The tests do NOT require:
- `claude` CLI (mocked / skipped)
- `trafilatura` or `crawl4ai` (only dry-run / classification paths tested)
- `qmd` (reindex phase is skipped in tests)
- Network access
- The real `~/projects/wiki` or `~/.claude/projects` directories

## Speed

Full suite runs in **~1 second** on a modern laptop.
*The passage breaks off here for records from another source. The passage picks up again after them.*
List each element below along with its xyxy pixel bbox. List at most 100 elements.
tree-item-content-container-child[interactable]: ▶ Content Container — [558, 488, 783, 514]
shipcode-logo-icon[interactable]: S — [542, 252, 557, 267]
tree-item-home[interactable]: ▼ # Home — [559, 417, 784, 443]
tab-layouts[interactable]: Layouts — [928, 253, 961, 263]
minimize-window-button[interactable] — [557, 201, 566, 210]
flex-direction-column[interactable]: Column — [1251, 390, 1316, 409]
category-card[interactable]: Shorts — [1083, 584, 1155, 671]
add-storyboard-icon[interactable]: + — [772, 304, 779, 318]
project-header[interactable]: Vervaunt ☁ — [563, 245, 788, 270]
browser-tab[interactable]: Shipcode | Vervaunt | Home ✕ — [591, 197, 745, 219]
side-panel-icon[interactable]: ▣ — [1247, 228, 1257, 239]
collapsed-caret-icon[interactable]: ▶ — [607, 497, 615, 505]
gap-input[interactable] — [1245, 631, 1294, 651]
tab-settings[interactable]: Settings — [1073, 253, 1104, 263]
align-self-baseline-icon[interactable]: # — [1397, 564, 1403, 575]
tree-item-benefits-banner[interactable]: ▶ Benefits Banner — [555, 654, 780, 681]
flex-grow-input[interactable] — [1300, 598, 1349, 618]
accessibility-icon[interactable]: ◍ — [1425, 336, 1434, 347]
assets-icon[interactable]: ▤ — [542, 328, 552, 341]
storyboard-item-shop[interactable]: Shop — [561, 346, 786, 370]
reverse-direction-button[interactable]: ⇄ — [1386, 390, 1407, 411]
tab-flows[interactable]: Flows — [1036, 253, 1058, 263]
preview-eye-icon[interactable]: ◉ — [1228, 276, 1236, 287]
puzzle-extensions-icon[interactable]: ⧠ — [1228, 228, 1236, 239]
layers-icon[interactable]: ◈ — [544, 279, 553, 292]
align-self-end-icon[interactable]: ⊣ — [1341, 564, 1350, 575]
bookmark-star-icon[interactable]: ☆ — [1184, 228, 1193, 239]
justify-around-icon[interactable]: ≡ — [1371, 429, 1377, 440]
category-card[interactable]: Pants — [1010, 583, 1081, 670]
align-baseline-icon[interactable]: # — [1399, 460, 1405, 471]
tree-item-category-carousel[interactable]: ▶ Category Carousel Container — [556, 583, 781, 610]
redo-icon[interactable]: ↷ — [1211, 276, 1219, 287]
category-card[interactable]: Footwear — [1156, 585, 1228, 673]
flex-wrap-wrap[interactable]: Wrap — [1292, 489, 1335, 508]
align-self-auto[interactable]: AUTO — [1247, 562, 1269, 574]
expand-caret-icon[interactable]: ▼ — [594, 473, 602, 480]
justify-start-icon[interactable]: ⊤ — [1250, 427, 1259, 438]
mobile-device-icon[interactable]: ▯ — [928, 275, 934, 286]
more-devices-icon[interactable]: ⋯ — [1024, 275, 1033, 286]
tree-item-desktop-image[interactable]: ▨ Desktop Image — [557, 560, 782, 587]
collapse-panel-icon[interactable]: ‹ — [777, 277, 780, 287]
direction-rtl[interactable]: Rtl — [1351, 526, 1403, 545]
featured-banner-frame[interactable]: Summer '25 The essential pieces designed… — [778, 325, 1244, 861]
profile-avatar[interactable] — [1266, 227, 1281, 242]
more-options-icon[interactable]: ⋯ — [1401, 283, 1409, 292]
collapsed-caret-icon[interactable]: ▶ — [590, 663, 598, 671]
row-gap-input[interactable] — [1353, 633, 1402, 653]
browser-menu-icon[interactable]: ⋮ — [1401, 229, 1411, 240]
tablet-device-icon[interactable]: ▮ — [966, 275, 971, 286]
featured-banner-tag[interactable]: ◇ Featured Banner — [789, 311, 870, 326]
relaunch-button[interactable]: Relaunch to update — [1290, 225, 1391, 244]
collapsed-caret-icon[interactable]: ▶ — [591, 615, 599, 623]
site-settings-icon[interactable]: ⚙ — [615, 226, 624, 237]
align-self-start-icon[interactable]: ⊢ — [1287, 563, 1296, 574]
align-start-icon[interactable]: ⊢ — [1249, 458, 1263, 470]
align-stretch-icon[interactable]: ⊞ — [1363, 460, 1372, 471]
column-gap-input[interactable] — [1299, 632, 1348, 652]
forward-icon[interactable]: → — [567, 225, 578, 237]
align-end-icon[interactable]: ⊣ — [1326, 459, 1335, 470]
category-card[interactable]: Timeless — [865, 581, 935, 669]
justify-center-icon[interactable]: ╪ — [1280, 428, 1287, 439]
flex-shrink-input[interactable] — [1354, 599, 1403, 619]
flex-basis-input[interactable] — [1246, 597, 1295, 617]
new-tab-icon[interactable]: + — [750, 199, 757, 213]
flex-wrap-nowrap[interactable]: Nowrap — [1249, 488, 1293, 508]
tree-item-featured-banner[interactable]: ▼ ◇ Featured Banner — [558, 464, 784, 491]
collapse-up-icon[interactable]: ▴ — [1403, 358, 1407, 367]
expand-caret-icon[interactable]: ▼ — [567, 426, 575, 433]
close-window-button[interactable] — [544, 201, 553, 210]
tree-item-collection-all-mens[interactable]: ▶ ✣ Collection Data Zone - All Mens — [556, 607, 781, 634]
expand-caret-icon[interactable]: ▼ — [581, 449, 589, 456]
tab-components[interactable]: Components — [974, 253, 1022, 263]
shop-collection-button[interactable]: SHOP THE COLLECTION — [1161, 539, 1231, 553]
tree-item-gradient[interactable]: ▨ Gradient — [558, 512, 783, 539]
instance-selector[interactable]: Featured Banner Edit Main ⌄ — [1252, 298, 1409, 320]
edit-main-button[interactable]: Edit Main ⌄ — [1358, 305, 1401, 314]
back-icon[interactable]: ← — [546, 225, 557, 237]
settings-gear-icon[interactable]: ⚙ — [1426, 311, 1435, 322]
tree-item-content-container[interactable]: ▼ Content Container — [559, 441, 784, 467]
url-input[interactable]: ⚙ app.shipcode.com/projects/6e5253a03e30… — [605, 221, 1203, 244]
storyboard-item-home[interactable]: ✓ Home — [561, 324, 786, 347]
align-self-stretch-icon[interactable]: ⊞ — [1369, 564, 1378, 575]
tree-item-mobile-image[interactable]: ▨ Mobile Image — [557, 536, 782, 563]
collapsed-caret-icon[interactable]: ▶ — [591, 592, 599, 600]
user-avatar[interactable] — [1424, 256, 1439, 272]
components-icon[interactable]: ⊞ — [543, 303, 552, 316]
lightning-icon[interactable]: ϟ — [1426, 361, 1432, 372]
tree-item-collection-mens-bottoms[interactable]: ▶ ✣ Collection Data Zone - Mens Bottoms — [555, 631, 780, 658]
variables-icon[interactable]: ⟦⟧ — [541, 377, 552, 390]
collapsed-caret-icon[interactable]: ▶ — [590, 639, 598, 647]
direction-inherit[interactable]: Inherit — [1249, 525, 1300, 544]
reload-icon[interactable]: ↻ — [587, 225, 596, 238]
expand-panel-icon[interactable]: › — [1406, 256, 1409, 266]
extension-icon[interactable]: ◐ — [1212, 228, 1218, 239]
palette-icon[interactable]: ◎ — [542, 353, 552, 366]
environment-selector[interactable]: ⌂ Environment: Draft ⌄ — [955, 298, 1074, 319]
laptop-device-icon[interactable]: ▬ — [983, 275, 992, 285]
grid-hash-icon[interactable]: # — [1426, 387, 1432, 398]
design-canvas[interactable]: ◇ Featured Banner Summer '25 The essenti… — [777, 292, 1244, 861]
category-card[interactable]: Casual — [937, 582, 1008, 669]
All tests are isolated
and independent so they can run in any order and in parallel.

## What's NOT tested

- **Real LLM calls** (`claude -p`): too expensive, non-deterministic.
  Tested: CLI parsing, dry-run paths, mocked error handling.
- **Real web fetches** (trafilatura/crawl4ai): too slow, non-deterministic.
  Tested: URL classification, filter logic, fetch-result validation.
- **Real git operations** (wiki-sync.sh): requires a git repo fixture.
  Tested: script loads, handles non-git dir gracefully, --status exits clean.
- **Real qmd indexing**: tested elsewhere via `qmd collection list` in the
  setup verification step.
- **Real Claude Code session JSONL parsing** with actual sessions: would
  require fixture JSONL files. Tested: CLI parsing, empty-dir behavior,
  `CLAUDE_PROJECTS_DIR` env override.

These are smoke-tested end-to-end via the integration tests in
`test_conversation_pipeline.py` and the dry-run paths in
`test_shell_scripts.py::TestWikiMaintainSh`.